Strategi ini tidak hanya menjadi salah satu penggalangan dana terbesar di Asia untuk akuisisi aset digital, tetapi juga mencerminkan pergeseran besar dalam cara perusahaan publik menyusun strategi treasury mereka.
Hingga saat ini, Metaplanet telah mengoleksi 8.888 BTC, menempatkannya di posisi ke-10 secara global di antara perusahaan pemegang Bitcoin terbanyak. Jumlah ini meningkat pesat setelah akuisisi 1.088 BTC pada awal Juni 2025.
Perusahaan menargetkan untuk menambah kepemilikan menjadi 30.000 BTC pada akhir 2025, naik menjadi 100.000 BTC di 2026, dan mencapai puncaknya di 210.000 BTC pada akhir 2027.

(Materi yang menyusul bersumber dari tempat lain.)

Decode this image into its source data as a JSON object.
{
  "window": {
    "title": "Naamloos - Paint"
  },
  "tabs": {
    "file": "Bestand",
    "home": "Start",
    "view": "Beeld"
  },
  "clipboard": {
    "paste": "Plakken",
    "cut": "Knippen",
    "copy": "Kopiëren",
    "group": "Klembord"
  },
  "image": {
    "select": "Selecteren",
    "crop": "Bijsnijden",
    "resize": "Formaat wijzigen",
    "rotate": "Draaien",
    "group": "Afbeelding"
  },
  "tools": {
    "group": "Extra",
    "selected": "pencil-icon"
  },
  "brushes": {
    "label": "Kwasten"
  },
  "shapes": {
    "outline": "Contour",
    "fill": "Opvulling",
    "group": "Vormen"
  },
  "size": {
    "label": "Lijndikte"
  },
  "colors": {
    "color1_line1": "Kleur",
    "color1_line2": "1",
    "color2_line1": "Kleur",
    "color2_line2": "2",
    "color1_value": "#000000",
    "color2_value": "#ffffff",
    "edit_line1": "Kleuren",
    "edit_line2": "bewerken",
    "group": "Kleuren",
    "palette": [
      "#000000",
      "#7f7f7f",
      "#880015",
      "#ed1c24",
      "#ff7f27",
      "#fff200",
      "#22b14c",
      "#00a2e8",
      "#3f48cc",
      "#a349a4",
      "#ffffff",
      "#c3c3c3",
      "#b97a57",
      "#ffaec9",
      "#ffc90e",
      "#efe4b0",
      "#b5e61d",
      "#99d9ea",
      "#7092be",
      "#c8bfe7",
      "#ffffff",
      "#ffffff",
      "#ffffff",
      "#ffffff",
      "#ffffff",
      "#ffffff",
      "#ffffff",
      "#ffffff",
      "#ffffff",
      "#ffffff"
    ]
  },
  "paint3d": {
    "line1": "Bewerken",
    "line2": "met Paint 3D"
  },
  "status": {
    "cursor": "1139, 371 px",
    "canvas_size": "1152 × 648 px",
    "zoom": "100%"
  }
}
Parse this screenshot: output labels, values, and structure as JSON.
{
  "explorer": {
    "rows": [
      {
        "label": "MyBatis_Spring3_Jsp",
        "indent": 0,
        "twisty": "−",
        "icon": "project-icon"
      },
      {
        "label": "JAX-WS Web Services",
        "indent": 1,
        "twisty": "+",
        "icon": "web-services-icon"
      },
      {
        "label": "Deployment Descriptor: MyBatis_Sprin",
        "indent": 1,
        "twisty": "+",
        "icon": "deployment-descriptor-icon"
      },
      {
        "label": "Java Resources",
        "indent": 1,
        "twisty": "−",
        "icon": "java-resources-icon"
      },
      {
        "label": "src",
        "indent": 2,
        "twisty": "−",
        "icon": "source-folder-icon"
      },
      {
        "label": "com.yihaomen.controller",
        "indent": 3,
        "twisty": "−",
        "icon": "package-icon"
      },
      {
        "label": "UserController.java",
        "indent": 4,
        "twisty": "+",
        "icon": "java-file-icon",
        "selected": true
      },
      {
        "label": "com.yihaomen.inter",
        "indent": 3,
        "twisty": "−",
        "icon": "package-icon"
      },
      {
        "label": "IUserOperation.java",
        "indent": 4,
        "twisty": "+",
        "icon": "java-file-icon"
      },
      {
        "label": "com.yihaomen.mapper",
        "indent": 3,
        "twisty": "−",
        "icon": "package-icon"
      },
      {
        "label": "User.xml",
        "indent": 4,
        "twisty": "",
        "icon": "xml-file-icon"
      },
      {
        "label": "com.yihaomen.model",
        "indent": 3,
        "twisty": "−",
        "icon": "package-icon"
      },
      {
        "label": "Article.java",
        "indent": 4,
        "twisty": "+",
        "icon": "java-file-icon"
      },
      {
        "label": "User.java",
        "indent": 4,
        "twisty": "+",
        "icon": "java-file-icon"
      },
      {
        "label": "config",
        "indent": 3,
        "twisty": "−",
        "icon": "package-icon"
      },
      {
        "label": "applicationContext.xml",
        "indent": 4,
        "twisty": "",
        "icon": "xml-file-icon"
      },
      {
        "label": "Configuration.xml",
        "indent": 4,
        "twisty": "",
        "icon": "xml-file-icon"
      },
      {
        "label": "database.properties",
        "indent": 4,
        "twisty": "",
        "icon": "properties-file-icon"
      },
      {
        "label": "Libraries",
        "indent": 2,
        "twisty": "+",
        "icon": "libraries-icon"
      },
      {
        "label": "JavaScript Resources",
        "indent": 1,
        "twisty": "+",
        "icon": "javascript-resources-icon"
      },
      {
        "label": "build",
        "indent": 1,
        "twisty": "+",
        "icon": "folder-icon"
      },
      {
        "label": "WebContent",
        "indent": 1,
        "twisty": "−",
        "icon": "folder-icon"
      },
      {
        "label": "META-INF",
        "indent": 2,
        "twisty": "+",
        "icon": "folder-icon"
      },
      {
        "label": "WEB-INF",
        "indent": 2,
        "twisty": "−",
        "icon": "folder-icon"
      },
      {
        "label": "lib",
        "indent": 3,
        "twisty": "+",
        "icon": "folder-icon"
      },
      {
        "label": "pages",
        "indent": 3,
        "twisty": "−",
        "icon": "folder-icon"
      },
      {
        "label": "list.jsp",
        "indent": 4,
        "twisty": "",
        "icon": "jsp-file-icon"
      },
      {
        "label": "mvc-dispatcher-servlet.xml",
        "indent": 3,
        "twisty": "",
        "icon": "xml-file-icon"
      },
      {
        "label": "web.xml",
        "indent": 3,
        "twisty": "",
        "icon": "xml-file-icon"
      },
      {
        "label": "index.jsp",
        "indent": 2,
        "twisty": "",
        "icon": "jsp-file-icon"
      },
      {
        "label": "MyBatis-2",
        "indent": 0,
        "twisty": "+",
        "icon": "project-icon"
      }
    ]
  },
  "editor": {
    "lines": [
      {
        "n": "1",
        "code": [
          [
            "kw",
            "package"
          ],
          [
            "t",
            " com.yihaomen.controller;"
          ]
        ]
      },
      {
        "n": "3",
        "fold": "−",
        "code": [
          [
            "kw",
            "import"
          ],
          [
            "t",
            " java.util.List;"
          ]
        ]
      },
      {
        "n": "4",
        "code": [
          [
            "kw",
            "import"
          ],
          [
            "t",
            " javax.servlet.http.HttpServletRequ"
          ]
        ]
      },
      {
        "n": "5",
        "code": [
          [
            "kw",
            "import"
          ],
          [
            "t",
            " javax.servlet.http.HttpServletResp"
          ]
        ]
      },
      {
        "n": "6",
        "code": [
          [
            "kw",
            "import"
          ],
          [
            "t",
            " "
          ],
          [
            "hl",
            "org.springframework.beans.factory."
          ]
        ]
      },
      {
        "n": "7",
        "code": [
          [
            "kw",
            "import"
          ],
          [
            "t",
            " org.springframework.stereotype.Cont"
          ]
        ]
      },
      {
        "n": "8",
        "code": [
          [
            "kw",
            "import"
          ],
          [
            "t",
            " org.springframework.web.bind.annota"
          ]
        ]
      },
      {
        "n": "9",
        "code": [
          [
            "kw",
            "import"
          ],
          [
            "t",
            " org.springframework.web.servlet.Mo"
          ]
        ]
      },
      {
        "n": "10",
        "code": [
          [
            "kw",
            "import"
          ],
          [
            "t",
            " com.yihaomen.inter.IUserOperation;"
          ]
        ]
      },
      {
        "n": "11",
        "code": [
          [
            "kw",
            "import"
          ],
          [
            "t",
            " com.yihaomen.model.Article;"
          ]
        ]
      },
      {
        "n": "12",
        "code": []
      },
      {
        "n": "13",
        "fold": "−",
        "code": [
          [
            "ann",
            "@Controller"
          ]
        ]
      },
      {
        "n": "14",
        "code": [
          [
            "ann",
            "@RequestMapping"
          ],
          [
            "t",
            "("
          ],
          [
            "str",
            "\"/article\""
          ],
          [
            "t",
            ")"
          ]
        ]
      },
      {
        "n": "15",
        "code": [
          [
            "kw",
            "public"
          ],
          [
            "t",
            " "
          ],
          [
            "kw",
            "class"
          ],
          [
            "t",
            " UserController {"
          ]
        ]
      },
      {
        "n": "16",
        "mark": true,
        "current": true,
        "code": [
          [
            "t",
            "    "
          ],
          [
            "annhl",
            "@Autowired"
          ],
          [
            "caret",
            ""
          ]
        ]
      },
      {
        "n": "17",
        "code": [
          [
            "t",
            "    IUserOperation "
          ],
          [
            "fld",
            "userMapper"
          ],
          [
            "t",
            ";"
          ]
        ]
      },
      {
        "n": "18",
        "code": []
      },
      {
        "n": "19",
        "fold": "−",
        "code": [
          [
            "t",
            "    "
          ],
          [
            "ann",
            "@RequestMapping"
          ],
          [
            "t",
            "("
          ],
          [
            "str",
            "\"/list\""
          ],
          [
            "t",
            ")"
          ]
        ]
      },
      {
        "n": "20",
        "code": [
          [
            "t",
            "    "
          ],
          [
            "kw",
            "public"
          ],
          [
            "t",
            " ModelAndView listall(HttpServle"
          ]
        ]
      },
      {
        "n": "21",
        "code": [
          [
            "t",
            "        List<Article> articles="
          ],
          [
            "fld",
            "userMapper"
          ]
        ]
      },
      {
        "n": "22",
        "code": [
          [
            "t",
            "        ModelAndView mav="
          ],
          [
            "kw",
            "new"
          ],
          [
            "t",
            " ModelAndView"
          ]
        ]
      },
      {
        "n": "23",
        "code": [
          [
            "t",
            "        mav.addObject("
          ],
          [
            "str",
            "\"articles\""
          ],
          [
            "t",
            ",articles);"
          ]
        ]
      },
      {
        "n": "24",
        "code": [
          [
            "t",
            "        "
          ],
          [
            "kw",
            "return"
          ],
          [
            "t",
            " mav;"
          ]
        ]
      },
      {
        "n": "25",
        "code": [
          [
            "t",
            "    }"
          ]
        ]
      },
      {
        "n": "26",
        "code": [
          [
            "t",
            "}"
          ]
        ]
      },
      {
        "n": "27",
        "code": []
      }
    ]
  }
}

Bitcoin Jadi Aset Strategis di Tengah Gejolak Ekonomi
Menurut Gerovich, keputusan Metaplanet bukan semata berbasis spekulasi terhadap harga Bitcoin, melainkan respons terhadap transformasi struktural ekonomi global. Ia menyoroti pergeseran dari sistem keuangan berbasis modal dan tenaga kerja ke sistem baru yang digerakkan oleh teknologi informasi.
“Dalam lingkungan seperti ini, arus modal mulai keluar dari aset yang sebelumnya dianggap aman seperti obligasi pemerintah jangka panjang,” ujarnya. “Sebaliknya, emas mengalami revaluasi terhadap mata uang utama, dan Bitcoin kini semakin diakui sebagai aset strategis.”
Bitcoin dinilai unggul karena memiliki karakteristik seperti kelangkaan tinggi, kemudahan penyimpanan dan transfer, serta tidak bergantung pada perantara kredit. Faktor-faktor ini membuat Bitcoin menjadi pilihan alternatif bagi institusi yang ingin melindungi nilai aset mereka dari inflasi dan ketidakpastian geopolitik.
Tantang Dominasi MicroStrategy
Langkah Metaplanet ini mengingatkan pada strategi agresif MicroStrategy, perusahaan asal AS yang hingga kini masih menjadi pemegang Bitcoin terbanyak dengan 580.250 BTC atau sekitar $60,9 miliar (setara Rp991 triliun).
MicroStrategy telah menjadi pionir dalam menjadikan Bitcoin sebagai aset treasury utama. Kini, dengan strategi serupa, Metaplanet mencoba merebut panggung utama sebagai “raksasa Bitcoin” dari Asia.
Selain MicroStrategy, perusahaan besar lain yang juga memiliki simpanan Bitcoin dalam jumlah besar adalah Marathon Digital Holdings dan Tesla, dengan nilai lebih dari $1 miliar (sekitar Rp16,2 triliun).
Dengan rencana pengumpulan 210.000 BTC dan pendanaan jumbo senilai $5,4 miliar, Metaplanet menunjukkan bahwa adopsi institusional terhadap Bitcoin belum mencapai puncaknya. Di tengah reli harga Bitcoin yang sempat menyentuh rekor $111.965 pekan lalu, langkah ini bisa memicu gelombang baru investasi korporasi ke aset kripto.
Jika berhasil, Metaplanet tidak hanya akan menjadi perusahaan Jepang pertama yang masuk ke dalam “1% Club” pemilik Bitcoin global, tetapi juga menandai era baru di mana aset digital menjadi pilar utama strategi keuangan perusahaan publik.
Artikel ini bukan merupakan saran atau rekomendasi investasi. Setiap langkah investasi dan perdagangan mengandung risiko, dan pembaca diharapkan untuk melakukan riset sendiri sebelum membuat keputusan.